Investigational and emerging treatments are attempting to achieve certain outcomes in order to have a “place at the table” in the management of type 2 diabetes. Some of these desired characteristics include minimal to no risk of hypoglycemia and weight maintenance or loss with an effective A1c reduction.
On March 29, a new drug was approved for the management of type 2 diabetes. Canagliflozin, also known as INVOKANA, is the “first FDA-approved agent” in a new therapeutic class known as the sodium glucose co-transporter 2 (SGLT2) inhibitors. In healthy individuals, approximately 90 percent of the filtered glucose is reabsorbed by SGLT2 in the proximal renal tubule. The kidney desires to excrete excessive, filtered glucose in order to restore normal levels of glucose in the blood. In a patient with type 2 diabetes, the kidney is dysfunctional and responds to hyperglycemia through glucose reabsorption. (Defronzo RA, Diabetes 2009)
Canagliflozin is a selective SGLT2 inhibitor, which will decrease blood glucose levels secondary to the process of glucosuria in which glucose is excreted in the urine. Since its mechanism is independent of insulin and does not affect circulation, it has a low risk of hypoglycemia. Canagliflozin promotes glucose excretion through the kidney. As a result, some patients might experience minimal weight loss. Due to its selectivity of SGLT2, canagliflozin has no affinity for SGLT1, which is located in the small intestines. Therefore, adverse, gastrointestinal effects should be minimized with canagliflozin. Lastly, canagliflozin has been associated with having a diuretic quality, and thus avoids fluid retention seen with other drugs like rosiglitazone or pioglitazone.

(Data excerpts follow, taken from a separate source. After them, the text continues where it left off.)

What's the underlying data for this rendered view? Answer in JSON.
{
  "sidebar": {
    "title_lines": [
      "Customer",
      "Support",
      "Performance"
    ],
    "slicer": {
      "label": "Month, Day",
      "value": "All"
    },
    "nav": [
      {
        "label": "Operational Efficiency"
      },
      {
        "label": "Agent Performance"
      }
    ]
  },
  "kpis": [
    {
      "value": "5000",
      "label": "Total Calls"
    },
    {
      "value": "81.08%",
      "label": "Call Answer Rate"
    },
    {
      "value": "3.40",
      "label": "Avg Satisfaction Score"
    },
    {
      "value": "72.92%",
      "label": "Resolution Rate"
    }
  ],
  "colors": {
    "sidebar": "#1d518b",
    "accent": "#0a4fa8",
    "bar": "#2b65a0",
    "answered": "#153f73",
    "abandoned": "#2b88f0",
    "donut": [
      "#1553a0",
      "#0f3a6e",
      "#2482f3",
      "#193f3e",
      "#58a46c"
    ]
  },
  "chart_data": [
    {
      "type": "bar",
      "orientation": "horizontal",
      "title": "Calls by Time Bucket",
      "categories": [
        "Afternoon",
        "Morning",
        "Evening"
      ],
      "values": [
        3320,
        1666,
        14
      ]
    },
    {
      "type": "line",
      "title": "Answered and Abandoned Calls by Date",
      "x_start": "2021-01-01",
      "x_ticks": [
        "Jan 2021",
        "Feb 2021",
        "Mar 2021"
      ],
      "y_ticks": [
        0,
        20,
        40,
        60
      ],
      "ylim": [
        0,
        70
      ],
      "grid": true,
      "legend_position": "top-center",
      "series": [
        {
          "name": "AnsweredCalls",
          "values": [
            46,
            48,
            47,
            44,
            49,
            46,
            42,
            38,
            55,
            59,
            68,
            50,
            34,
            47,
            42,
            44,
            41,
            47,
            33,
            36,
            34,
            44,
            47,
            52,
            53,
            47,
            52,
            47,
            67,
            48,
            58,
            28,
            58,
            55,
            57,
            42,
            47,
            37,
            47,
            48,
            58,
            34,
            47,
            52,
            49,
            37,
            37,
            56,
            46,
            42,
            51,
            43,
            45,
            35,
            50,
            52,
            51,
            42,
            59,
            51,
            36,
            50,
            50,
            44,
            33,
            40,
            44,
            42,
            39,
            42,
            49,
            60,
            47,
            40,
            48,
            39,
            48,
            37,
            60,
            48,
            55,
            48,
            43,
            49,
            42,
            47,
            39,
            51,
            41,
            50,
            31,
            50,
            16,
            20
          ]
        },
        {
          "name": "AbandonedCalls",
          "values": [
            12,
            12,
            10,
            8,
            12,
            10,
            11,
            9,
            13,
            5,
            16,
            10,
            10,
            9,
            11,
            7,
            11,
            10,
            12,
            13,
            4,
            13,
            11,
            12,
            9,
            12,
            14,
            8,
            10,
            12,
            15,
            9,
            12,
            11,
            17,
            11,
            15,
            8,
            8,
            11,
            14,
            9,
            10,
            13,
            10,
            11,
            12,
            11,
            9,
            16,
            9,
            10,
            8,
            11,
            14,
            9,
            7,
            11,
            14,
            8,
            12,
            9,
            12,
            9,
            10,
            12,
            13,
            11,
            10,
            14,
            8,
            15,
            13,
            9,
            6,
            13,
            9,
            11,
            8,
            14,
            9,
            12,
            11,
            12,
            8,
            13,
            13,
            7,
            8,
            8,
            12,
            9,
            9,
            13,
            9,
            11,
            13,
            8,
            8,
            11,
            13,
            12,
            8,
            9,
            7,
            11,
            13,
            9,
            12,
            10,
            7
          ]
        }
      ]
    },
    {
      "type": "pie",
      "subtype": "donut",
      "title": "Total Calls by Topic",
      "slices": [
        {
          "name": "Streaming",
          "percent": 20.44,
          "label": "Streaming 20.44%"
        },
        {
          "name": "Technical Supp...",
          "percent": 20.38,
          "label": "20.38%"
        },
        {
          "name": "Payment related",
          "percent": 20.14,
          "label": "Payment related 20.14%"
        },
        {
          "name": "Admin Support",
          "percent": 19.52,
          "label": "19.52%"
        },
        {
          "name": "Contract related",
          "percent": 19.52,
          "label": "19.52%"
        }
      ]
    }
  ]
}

Canagliflozin has been studied in 9 clinical trials among 10,285 patients with type 2 diabetes. As the sole therapy, 100 and 300 mg daily doses resulted in 0.91 and 1.16 percent A1c reduction. Canagliflozin has been an effective adjunctive agent with other antihyperglycemic agents, such as metformin and insulin.
Canagliflozin offers several advantages:
1. Patient-friendly form (oral, once-daily)
2. Novel (yet simple) process to decrease blood glucose levels
3. Adequate glycemic effect as a single or combination therapy
4. Additional benefits:
a. Weight loss of five to seven pounds
b. Blood pressure reduction of 3.7 to 5.4 mm Hg
5. Minimal risk of hypoglycemia
Canagliflozin can be considered a new addition to the spectrum of diabetes management. This alternative provides clinicians another effective agent, but with several benefits as listed above. However, clinicians should also be aware of the two most common adverse events in clinical trials – vulvovaginal candidiasis and urinary tract infections. In addition, all new oral antihyperglycemic agents must be investigated in further clinical trials regarding cardiovascular mortality. Lastly, clinicians will want to know the evidence of canagliflozin in special populations, such as geriatric, renal or hepatic-impaired patients.
To me, this agent provides an innovative way of improving blood glucose in patients with diabetes. However, I do not anticipate it replacing first-line agents, such as metformin, due to the lack of long-term data and evidence. For canagliflozin, a big factor will be cost, which is estimated to be $8.77 per day. With this new, FDA-approved drug, I would reinforce that diabetes management should be individualized and take into consideration the drug’s effectiveness, the patient’s preference and tolerance for the drug, and cost.